Chindasuinth, smothering all opposition, has lent the …
Years: 649 - 649
Chindasuinth, smothering all opposition, has lent the Visigothic realm a peace and order not before known.
To continue this, he has his son Recceswinth, at the urging of Braulio of Zaragoza, crowned co-king on January 20, 649, and attempts to establish, as many before had, a hereditary monarchy.
His associate-son is from this date until his death the true ruler of the Visigoths, in name of his father until 653, the date of the old man's passing.

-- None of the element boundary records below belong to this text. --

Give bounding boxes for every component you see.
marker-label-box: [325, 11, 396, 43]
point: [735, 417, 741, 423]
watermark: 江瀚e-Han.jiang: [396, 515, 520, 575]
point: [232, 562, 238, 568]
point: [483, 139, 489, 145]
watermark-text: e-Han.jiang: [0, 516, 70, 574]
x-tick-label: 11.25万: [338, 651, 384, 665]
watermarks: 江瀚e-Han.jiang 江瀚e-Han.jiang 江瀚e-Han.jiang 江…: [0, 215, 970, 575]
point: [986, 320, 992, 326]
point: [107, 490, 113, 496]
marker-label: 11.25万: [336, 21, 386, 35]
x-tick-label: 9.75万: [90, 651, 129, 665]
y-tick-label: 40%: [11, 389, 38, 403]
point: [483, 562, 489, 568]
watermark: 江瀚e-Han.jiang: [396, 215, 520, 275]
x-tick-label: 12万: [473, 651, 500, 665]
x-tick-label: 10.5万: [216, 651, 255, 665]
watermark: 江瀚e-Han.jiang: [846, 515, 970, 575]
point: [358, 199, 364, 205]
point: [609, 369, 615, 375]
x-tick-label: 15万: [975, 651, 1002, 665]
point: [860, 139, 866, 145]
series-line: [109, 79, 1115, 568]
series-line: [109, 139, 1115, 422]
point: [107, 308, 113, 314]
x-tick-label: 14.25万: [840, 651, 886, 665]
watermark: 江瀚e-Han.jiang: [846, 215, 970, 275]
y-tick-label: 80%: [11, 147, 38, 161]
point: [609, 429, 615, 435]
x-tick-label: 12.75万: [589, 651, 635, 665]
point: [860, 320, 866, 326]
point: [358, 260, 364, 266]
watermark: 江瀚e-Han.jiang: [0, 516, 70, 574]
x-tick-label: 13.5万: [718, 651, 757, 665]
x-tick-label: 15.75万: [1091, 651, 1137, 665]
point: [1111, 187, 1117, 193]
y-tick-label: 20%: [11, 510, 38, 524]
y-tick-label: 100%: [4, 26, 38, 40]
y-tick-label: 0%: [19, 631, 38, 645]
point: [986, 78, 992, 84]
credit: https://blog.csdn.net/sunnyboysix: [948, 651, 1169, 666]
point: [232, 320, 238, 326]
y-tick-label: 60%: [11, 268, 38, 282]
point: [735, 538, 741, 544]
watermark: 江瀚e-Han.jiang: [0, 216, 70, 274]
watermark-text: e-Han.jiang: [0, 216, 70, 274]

Despite his implacable politics, Chindasuinth is recorded in ecclesiastical annals as a great benefactor of the church, donating many lands and bestowing privileges.
He has improved the public estates with the confiscated goods of the dispossessed nobility and through improved taxation methods.
In the military arena, he has undertaken campaigns against rebellious Basques and Lusitanians.
As a legislator, he has promulgated many laws dealing with civil matters.
With the assistance of Braulio, bishop of Zaragoza, he has began the elaboration of a territorial code of law to cover both the Gothic population and the Hispano-Roman.
Thiswork, the Liber Iudiciorum, will be promulgated, in a rough form, in his second year.
It will undergo refinement throughout the rest of his reign and will be finished by his son in 654.
In 643 or 644 it had superseded both the Breviary of Alaric used by the natives and the Code of Leovigild used by the Goths.